A woman disguised as a man named Golden Swallow (Cheng Pei-pei) sits at a bar, orders tiger bone wine, and proceeds not to have what might have otherwise been a moment of relaxation. The majority of the other men here — minions of a fey bandit known as Jade-Faced Tiger (Chan Hung-lit) — know the mysterious woman poses a threat to them and ambush her. But they prove to be no match for the skilled swordswoman, who nimbly flings her drink into the eyes of her first attacker before almost placidly turning her would-be predators into mince meat.
A truce forms. It’s only temporary, though; it doesn’t change the fact that people on both sides have what the other wants. Jade-Faced Tiger has kidnapped the governor’s son (Wong Chung) in retaliation for the government’s imprisonment of his master. Golden Swallow — who is also the governor’s daughter — wants her brother back.
Though it throws in a B plot via Drunken Cat (Yueh Hua), a goofy incognito Shaolin master who can split boulders in half revealed to have a connection to Jade-Faced Tiger’s milieu, Come Drink with Me’s (1966) story doesn’t get more complicated than that. It doesn’t need to. The film’s director, King Hu, approaches it with such exciting visual verve, and with such a firm hold on the stakes he co-wrote with Ting Shan-hsi, that it has a way of feeling more substantive — more epic — than it seems like it would be on paper. (Its sense of scope feels so sweeping that it’s surprising that it’s only 91 minutes long.) In his 2016 essay “A Touch of Zen: Prowling, Scheming, Flying,” writer David Bordwell noted that Hu was such a meticulous visualist that, while on the set of his movies, he was wont to deliver photocopies of every shot to the cast and crew ahead of time, and that, since he was not particularly interested in anything related to kung fu and Shaolin tales, he looked to Beijing opera as inspiration for his fight scenes, which he preferred to see as dances.

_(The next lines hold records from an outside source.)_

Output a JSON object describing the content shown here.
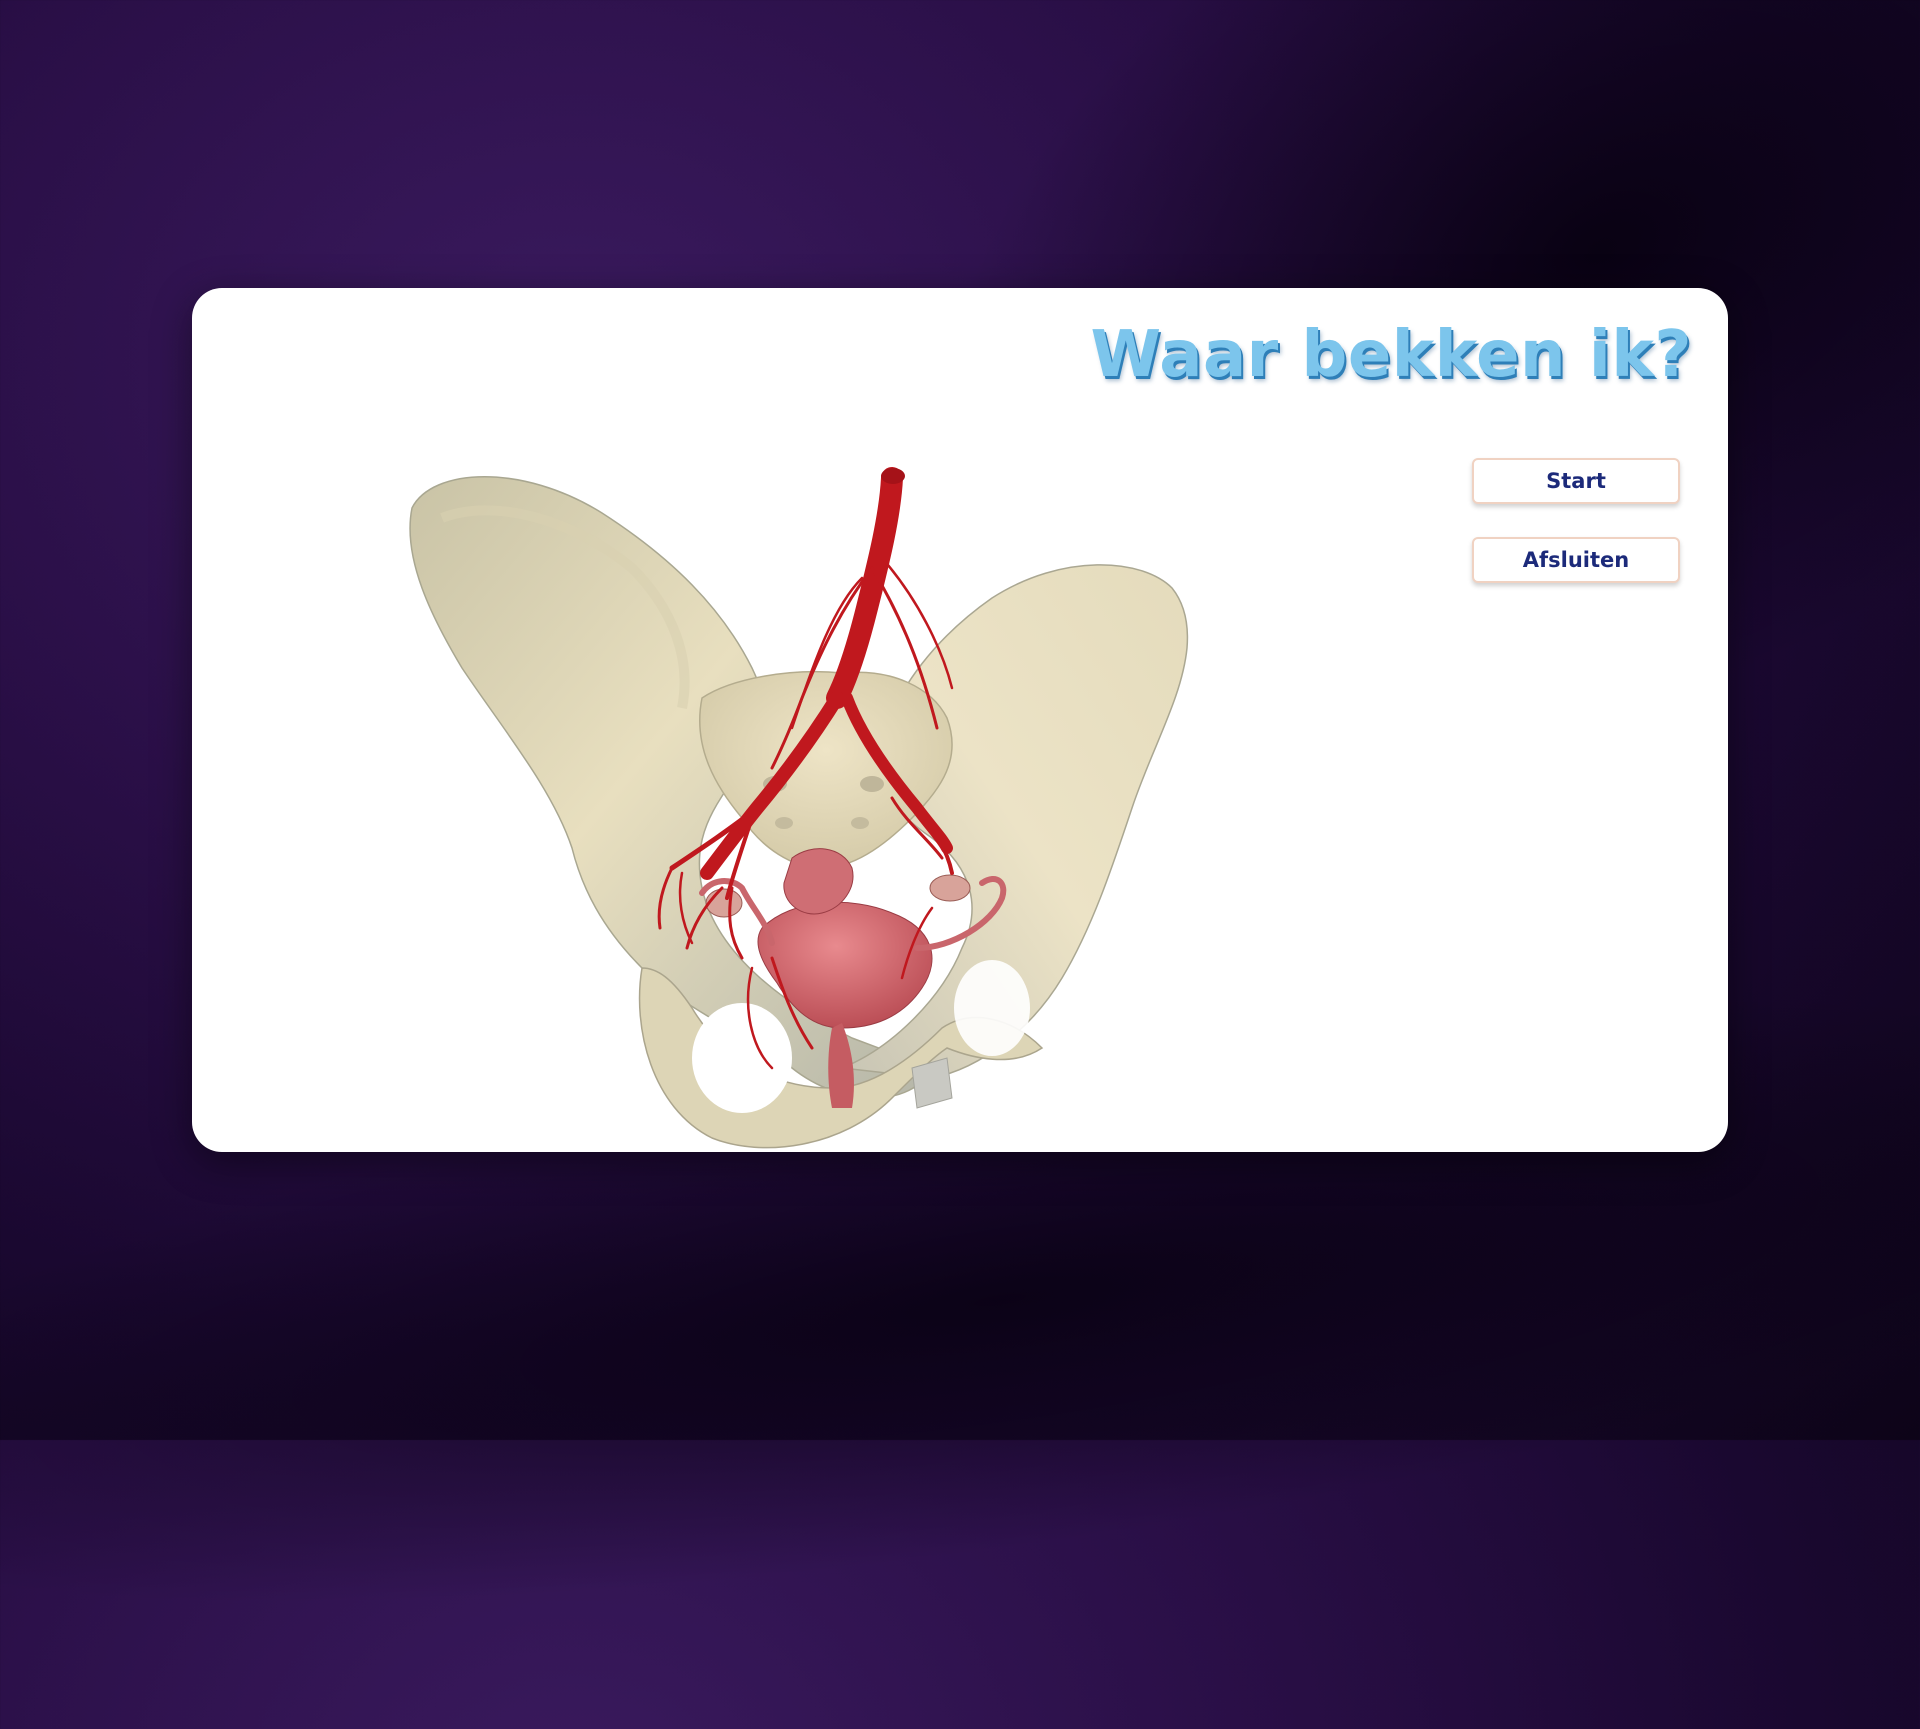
{
  "app": {
    "title": "Waar bekken ik?"
  },
  "menu": {
    "start_label": "Start",
    "exit_label": "Afsluiten"
  },
  "viewport": {
    "model": "pelvis-3d-model"
  },
  "colors": {
    "background": "#2a0f47",
    "title": "#7cc5ec",
    "title_shadow": "#2e7fb8",
    "button_text": "#1c2a7a",
    "button_border": "#f0d2c2",
    "bone": "#e6dcbc",
    "artery": "#c0181e",
    "uterus": "#d86a70"
  }
}
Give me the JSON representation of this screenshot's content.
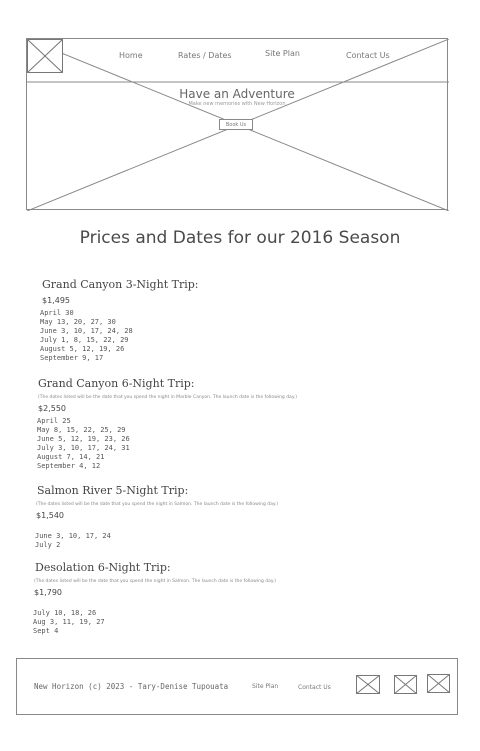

Cheng Pei-pei in Come Drink with Me.
Come Drink with Me was only Hu’s second movie. You wouldn’t guess it was the work of a filmmaker who’d only sat at the head of a project one other time. It’s warranted to call all its assiduously crafted set pieces spectacular — particularly the final showdown between Drunken Cat and his corrupted old enemy — and its period design immersive, the care toward the hair and costuming, plus the detailed set design from Johnson Tsao, palpable. Hu’s commitment to precision makes sense for a director who would go on to have a profound impact on wuxia filmmaking over the next decade.
Wuxia films — which, to put it simply, orbited around the exploits of martial artists living in ancient China — were not new when Come Drink with Me came out. But it was pivotal in ushering a new era expanding on what the subgenre could be. That new era, funnily enough, was formally announced by the film’s backers. In a piece of 1965 publicity, the Shaw Brothers production company explicitly shared their intentions to usurp old-fashioned staginess for realism in their wuxia films, the Bordwell piece says.
Come Drink with Me was also crucial not just in launching the career of 20-year-old Cheng — who’s astounding as a young woman of preternatural strength, poise, and quick instinct — but also the very idea of the woman action star. (Golden Swallow is widely considered cinema’s first action heroine, the kind of role that still, to many, is regarded more like a specialty than a natural part of the action genre.) The movie’s importance is manifold, but its historical weightiness can’t be felt. It’s a milestone that feels light on its feet — ready for the next adventure.